From that moment, my morning pre-workout that I used “just to feel alive,” and not actually to workout, had a big, ugly, dark cloud over it. At 20 years old, I started a job that had me working around a lot of sports supplements and was introduced to a product called OxyElite Pro. It was a fat burner, and it had a compound that has since been banned because it can lead to cardiac arrest. Using that pill every day throughout my college years made me feel leaner, smarter, wittier, like a “living out loud” version of myself that was 10 million times better than regular ol’ non-stimulated Jenna.
Eventually, the product got pulled off the shelves, and I had to compensate. I played with pre-workout, sugar free energy drinks, other fat burners, bulletproof coffee, and beyond to suppress my appetite, make me feel like I had lasers shooting out of my eyes, and be the first in the room to make the funniest comment. This went on through graduate school because the stakes were much higher, the content MUCH more intellectually demanding, and the petty competition amongst students totally sucked me in.
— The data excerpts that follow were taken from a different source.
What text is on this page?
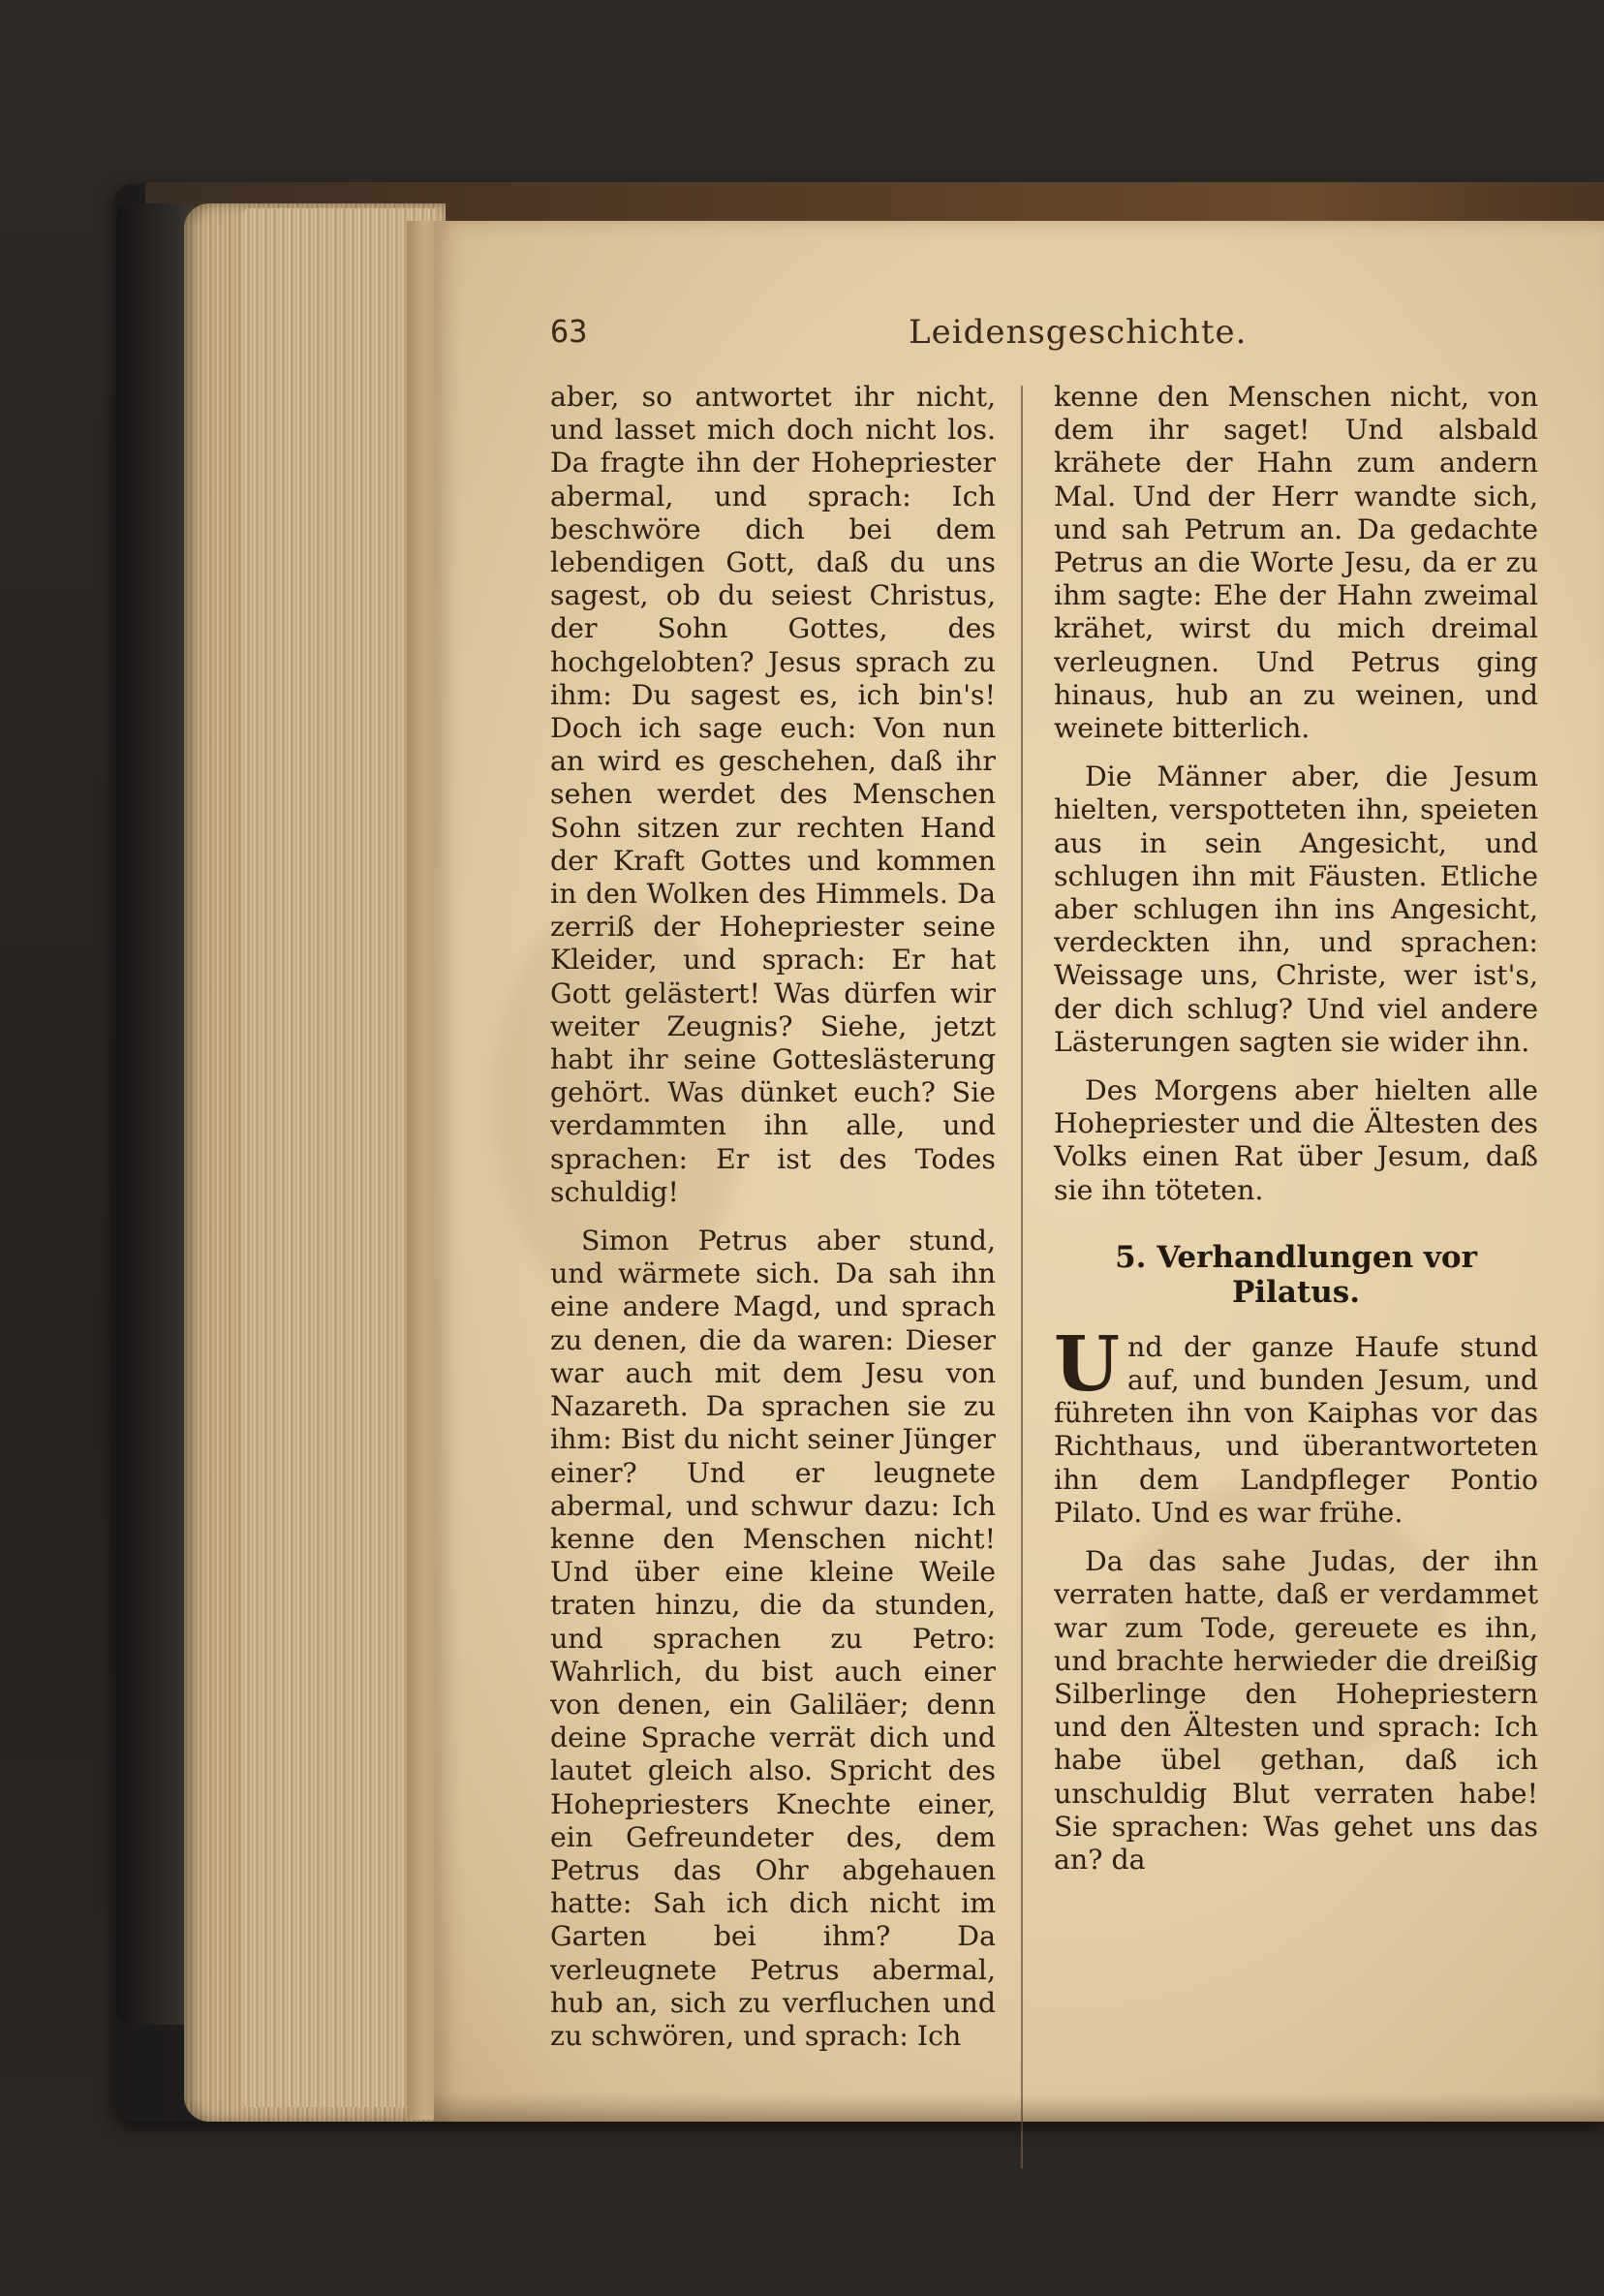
63	Leidensgeschichte.

aber, so antwortet ihr nicht, und lasset mich doch nicht los. Da fragte ihn der Hohepriester abermal, und sprach: Ich beschwöre dich bei dem lebendigen Gott, daß du uns sagest, ob du seiest Christus, der Sohn Gottes, des hochgelobten? Jesus sprach zu ihm: Du sagest es, ich bin's! Doch ich sage euch: Von nun an wird es geschehen, daß ihr sehen werdet des Menschen Sohn sitzen zur rechten Hand der Kraft Gottes und kommen in den Wolken des Himmels. Da zerriß der Hohepriester seine Kleider, und sprach: Er hat Gott gelästert! Was dürfen wir weiter Zeugnis? Siehe, jetzt habt ihr seine Gotteslästerung gehört. Was dünket euch? Sie verdammten ihn alle, und sprachen: Er ist des Todes schuldig!

Simon Petrus aber stund, und wärmete sich. Da sah ihn eine andere Magd, und sprach zu denen, die da waren: Dieser war auch mit dem Jesu von Nazareth. Da sprachen sie zu ihm: Bist du nicht seiner Jünger einer? Und er leugnete abermal, und schwur dazu: Ich kenne den Menschen nicht! Und über eine kleine Weile traten hinzu, die da stunden, und sprachen zu Petro: Wahrlich, du bist auch einer von denen, ein Galiläer; denn deine Sprache verrät dich und lautet gleich also. Spricht des Hohepriesters Knechte einer, ein Gefreundeter des, dem Petrus das Ohr abgehauen hatte: Sah ich dich nicht im Garten bei ihm? Da verleugnete Petrus abermal, hub an, sich zu verfluchen und zu schwören, und sprach: Ich

kenne den Menschen nicht, von dem ihr saget! Und alsbald krähete der Hahn zum andern Mal. Und der Herr wandte sich, und sah Petrum an. Da gedachte Petrus an die Worte Jesu, da er zu ihm sagte: Ehe der Hahn zweimal krähet, wirst du mich dreimal verleugnen. Und Petrus ging hinaus, hub an zu weinen, und weinete bitterlich.

Die Männer aber, die Jesum hielten, verspotteten ihn, speieten aus in sein Angesicht, und schlugen ihn mit Fäusten. Etliche aber schlugen ihn ins Angesicht, verdeckten ihn, und sprachen: Weissage uns, Christe, wer ist's, der dich schlug? Und viel andere Lästerungen sagten sie wider ihn.

Des Morgens aber hielten alle Hohepriester und die Ältesten des Volks einen Rat über Jesum, daß sie ihn töteten.

5. Verhandlungen vor Pilatus.

Und der ganze Haufe stund auf, und bunden Jesum, und führeten ihn von Kaiphas vor das Richthaus, und überantworteten ihn dem Landpfleger Pontio Pilato. Und es war frühe.

Da das sahe Judas, der ihn verraten hatte, daß er verdammet war zum Tode, gereuete es ihn, und brachte herwieder die dreißig Silberlinge den Hohepriestern und den Ältesten und sprach: Ich habe übel gethan, daß ich unschuldig Blut verraten habe! Sie sprachen: Was gehet uns das an? da
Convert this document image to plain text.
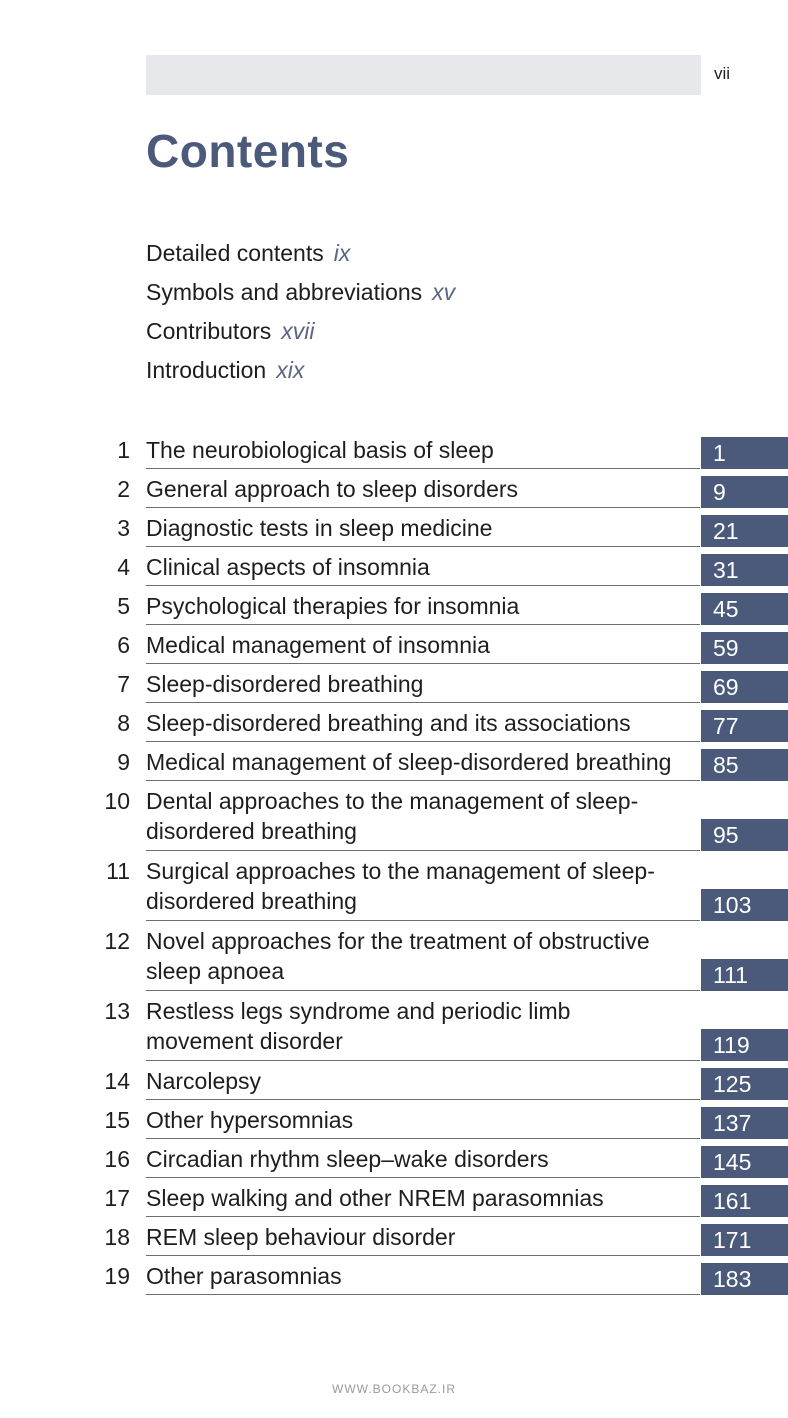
vii
Contents
Detailed contents ix
Symbols and abbreviations xv
Contributors xvii
Introduction xix
1 The neurobiological basis of sleep	1
2 General approach to sleep disorders	9
3 Diagnostic tests in sleep medicine	21
4 Clinical aspects of insomnia	31
5 Psychological therapies for insomnia	45
6 Medical management of insomnia	59
7 Sleep-disordered breathing	69
8 Sleep-disordered breathing and its associations	77
9 Medical management of sleep-disordered breathing	85
10 Dental approaches to the management of sleep-
disordered breathing	95
11 Surgical approaches to the management of sleep-
disordered breathing	103
12 Novel approaches for the treatment of obstructive
sleep apnoea	111
13 Restless legs syndrome and periodic limb
movement disorder	119
14 Narcolepsy	125
15 Other hypersomnias	137
16 Circadian rhythm sleep–wake disorders	145
17 Sleep walking and other NREM parasomnias	161
18 REM sleep behaviour disorder	171
19 Other parasomnias	183
WWW.BOOKBAZ.IR
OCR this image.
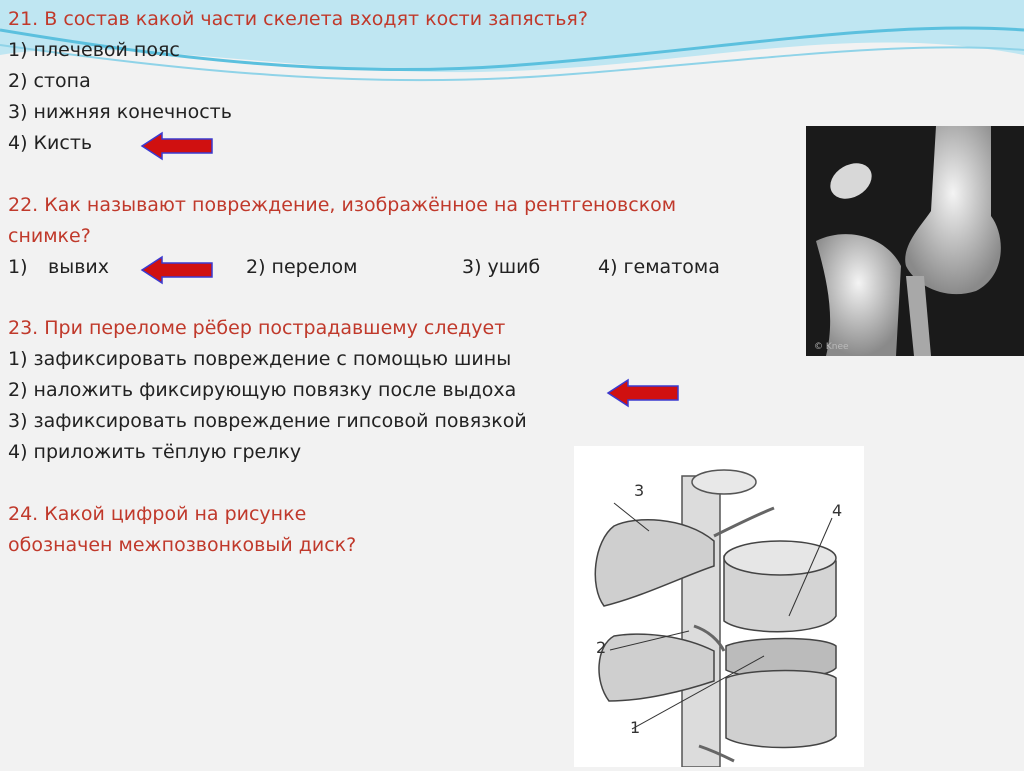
21. В состав какой части скелета входят кости запястья?
1) плечевой пояс
2) стопа
3) нижняя конечность
4) Кисть
22. Как называют повреждение, изображённое на рентгеновском
снимке?
1) вывих	2) перелом	3) ушиб	4) гематома
23. При переломе рёбер пострадавшему следует
1) зафиксировать повреждение с помощью шины
2) наложить фиксирующую повязку после выдоха
3) зафиксировать повреждение гипсовой повязкой
4) приложить тёплую грелку
24. Какой цифрой на рисунке
обозначен межпозвонковый диск?
© Knee
1
2
3
4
This obsession with human optimization, and just achievement and performance in general created a paradox like no other— I had accomplished rewarding feats, but if I was relying on a recreational chemical to get me to the finish line, and the very thought of quitting made me feel anxious, was the accomplishment really mine? Now I could write a whoooole different blog on imposter syndrome, low self esteem, and the reliance on stimulants to feed a Type A personality, but I haven’t even got to the best part yet.
For 2019, I attempted, as I have coined it, a “gentle January.” I went cold turkey after 6+ years of consistent caffeine & stimulant use. I made it 2 weeks, and accidentally had caffeinated coffee because I misread the label. (face palm). But I resumed the decaf life for another week and a half, and today as I write you, I have resumed a more reasonable dose of caffeine, and only from sources that are considered healthful— organic coffee and green tea.
Why did I resume caffeine? Don’t I clearly have some kind of underlying energy or mitochondrial problem because I cannot live without it? The reality is, my creativity has struggled, which directly affects my social media content, and when I’m not “on caffeine” the priorities shift. Caffeine when overdone, can result in neuroticism, irritability, insomnia, and becoming easily overwhelmed. However, in modest amounts, can help with exercise endurance, alertness (which, as a doctor would be A LITTLE important, don't ya think?) and creativity-- all things I call on if not on a daily basis, pretty darn frequently.
The purpose of my process was not to stop caffeine forever, but to prove to myself that I could 1) stop at all and 2) still respect & love who I am without it. The research is still undecided if caffeine, coffee, and the like are even all that damaging— with the scales tipped toward beneficial, as a matter of fact. My energy levels were actually fine without caffeine, what I missed most was the taste, the routine of preparing something warm and satisfying in the cold winter morning, and sitting in reflection while I drink it—which NONE of those things have to be done with regular caffeinated coffee!